Simon Wilson vom NGO-Dachverband „Social Platform“ über die Probleme der Zusammenarbeit von Zivilgesellschaft und Konvent

taz: Konventspräsident Giscard d’Estaing hat das Ende der „Phase des Zuhörens“ verkündet. Hat der Konvent denn der Zivilgesellschaft zugehört?

Simon Wilson: Es lief langsam an, bis wir die richtigen Kontakte hatten und Gelegenheit zu Treffen bekamen. Aber bei dem Hearing im Europaparlament im Juni kam ein Dialog mit Konventsmitgliedern zu Stande. Das heißt aber noch lange nicht, dass unsere Anliegen auch wirklich im Konvent aufgegriffen werden.

Die Laekener Erklärung, die die Staats- und Regierungschefs im Dezember 2001 verabschiedeten, hat einen gewaltigen Dialog initiiert – tausende von Organisationen diskutieren jetzt im Internet über die Zukunft Europas. Ist das ein vielversprechendes Konzept?

Die Erklärung war von dem Ehrgeiz getragen, Europa seinen Bürgern wieder näher zu bringen. Die Realität ist aber enttäuschend – zum Beispiel das Bürgerforum, das fast nur im Internet stattfindet. Viele unserer Mitgliedsorganisationen in den Ländern wissen bis heute nicht, worum es bei dieser Debatte geht. Das verlangt Aufklärungsarbeit von uns – aber es kann auch dem Konvent nicht gleichgültig sein.

Aber wenn Sie bedenken, wie viele Organisationen sich an dieser Diskussion beteiligen – wie könnte sie anders geführt werden als im Internet?

Die Website ist sehr wichtig – für diejenigen, die schon ungefähr wissen, worüber diskutiert wird.
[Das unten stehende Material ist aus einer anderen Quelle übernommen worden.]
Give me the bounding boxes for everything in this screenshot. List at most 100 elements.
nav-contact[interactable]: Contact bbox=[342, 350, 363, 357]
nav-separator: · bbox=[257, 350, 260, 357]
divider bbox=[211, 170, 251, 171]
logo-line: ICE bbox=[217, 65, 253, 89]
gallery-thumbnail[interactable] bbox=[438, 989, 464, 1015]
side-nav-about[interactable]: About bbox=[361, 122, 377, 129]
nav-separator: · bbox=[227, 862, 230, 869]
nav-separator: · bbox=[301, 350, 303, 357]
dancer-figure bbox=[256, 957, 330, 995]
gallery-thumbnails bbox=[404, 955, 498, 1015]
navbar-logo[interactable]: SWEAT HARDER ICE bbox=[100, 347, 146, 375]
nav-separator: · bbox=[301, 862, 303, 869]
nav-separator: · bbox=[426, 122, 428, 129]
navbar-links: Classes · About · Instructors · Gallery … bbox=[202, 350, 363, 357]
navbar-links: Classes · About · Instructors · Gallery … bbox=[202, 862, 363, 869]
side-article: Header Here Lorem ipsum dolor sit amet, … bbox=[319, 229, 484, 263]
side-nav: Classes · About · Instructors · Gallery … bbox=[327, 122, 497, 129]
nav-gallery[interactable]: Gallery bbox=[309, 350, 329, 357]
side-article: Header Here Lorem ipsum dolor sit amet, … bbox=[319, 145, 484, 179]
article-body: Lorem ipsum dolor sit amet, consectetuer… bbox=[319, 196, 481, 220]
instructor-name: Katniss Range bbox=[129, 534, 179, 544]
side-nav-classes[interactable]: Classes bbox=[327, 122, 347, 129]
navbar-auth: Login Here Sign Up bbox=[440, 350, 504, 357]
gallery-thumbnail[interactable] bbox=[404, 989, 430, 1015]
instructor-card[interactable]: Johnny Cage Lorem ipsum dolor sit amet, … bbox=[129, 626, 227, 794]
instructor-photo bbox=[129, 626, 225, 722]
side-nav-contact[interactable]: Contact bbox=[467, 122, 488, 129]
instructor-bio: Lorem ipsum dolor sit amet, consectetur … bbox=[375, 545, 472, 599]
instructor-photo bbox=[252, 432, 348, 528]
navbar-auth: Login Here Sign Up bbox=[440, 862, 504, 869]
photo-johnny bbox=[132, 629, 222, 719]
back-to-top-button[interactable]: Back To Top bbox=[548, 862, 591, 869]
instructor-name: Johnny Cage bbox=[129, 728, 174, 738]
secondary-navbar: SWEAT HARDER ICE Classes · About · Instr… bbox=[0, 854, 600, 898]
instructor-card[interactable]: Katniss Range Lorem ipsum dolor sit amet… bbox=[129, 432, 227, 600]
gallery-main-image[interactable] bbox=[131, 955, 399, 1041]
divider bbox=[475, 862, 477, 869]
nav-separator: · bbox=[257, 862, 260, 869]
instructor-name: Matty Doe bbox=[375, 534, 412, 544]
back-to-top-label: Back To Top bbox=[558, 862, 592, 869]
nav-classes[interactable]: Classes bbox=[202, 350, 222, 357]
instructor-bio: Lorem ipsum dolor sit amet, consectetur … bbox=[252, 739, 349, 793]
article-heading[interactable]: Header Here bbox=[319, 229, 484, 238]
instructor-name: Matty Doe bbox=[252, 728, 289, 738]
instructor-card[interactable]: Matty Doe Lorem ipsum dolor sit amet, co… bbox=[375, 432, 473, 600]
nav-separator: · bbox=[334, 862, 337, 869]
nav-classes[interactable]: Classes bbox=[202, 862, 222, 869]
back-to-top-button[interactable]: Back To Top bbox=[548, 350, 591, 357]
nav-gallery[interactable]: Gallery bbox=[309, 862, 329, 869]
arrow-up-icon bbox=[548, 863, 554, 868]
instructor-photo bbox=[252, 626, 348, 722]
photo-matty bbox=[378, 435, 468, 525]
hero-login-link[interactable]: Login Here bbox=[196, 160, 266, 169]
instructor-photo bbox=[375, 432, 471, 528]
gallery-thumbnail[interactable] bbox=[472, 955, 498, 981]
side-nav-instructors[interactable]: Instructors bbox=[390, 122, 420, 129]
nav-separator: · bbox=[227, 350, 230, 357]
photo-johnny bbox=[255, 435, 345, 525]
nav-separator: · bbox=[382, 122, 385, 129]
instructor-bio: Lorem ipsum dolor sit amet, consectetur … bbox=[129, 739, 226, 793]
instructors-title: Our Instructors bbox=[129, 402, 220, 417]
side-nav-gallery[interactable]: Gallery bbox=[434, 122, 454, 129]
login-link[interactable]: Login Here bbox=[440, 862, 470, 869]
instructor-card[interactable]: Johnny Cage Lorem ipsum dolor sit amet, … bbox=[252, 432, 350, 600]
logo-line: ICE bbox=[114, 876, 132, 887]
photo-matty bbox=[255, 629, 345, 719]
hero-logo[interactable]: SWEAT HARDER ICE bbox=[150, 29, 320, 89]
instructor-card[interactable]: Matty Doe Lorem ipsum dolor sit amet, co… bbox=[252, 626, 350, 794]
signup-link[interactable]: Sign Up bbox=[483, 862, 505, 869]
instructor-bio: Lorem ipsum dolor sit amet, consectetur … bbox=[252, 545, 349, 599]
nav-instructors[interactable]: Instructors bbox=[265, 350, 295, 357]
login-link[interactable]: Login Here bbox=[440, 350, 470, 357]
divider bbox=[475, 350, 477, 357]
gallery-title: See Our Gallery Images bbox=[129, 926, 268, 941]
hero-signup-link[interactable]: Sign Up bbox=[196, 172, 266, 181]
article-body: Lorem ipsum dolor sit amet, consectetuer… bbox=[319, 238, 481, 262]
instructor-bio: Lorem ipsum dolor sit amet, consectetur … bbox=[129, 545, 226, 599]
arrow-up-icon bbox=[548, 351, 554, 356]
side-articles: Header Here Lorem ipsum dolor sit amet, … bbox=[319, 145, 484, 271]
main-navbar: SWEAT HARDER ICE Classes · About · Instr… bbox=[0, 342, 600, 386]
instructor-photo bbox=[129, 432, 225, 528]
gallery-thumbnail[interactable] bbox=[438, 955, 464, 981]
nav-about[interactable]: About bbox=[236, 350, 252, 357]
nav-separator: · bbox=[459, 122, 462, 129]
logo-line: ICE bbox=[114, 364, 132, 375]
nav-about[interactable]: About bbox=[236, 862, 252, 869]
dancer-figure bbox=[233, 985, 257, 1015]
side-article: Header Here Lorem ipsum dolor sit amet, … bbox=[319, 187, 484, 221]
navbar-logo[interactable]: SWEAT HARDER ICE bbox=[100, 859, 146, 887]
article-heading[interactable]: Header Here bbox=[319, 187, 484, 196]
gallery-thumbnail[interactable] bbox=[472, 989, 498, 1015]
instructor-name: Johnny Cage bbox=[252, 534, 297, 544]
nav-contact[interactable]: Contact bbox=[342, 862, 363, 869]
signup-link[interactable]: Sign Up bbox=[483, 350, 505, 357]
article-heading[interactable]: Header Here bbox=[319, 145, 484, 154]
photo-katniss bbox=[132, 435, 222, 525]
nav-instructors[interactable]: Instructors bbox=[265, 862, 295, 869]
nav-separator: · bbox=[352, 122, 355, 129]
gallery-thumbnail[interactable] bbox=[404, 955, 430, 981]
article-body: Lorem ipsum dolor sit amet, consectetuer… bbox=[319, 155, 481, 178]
Wir müssen aber den engen Expertenrahmen von Brüssel verlassen und in den nächsten Monaten mit nationalen Organisationen, mit Gewerkschaften und interessierten Bürgern ins Gespräch kommen.

Ist in Ihren Augen das wichtigste Ziel des Konvents, dass dieses Gespräch zwischen Brüssel und den EU-Bürgern in Gang kommt, oder dass ein reformierter, lesbarer Verfassungsvertrag erarbeitet wird?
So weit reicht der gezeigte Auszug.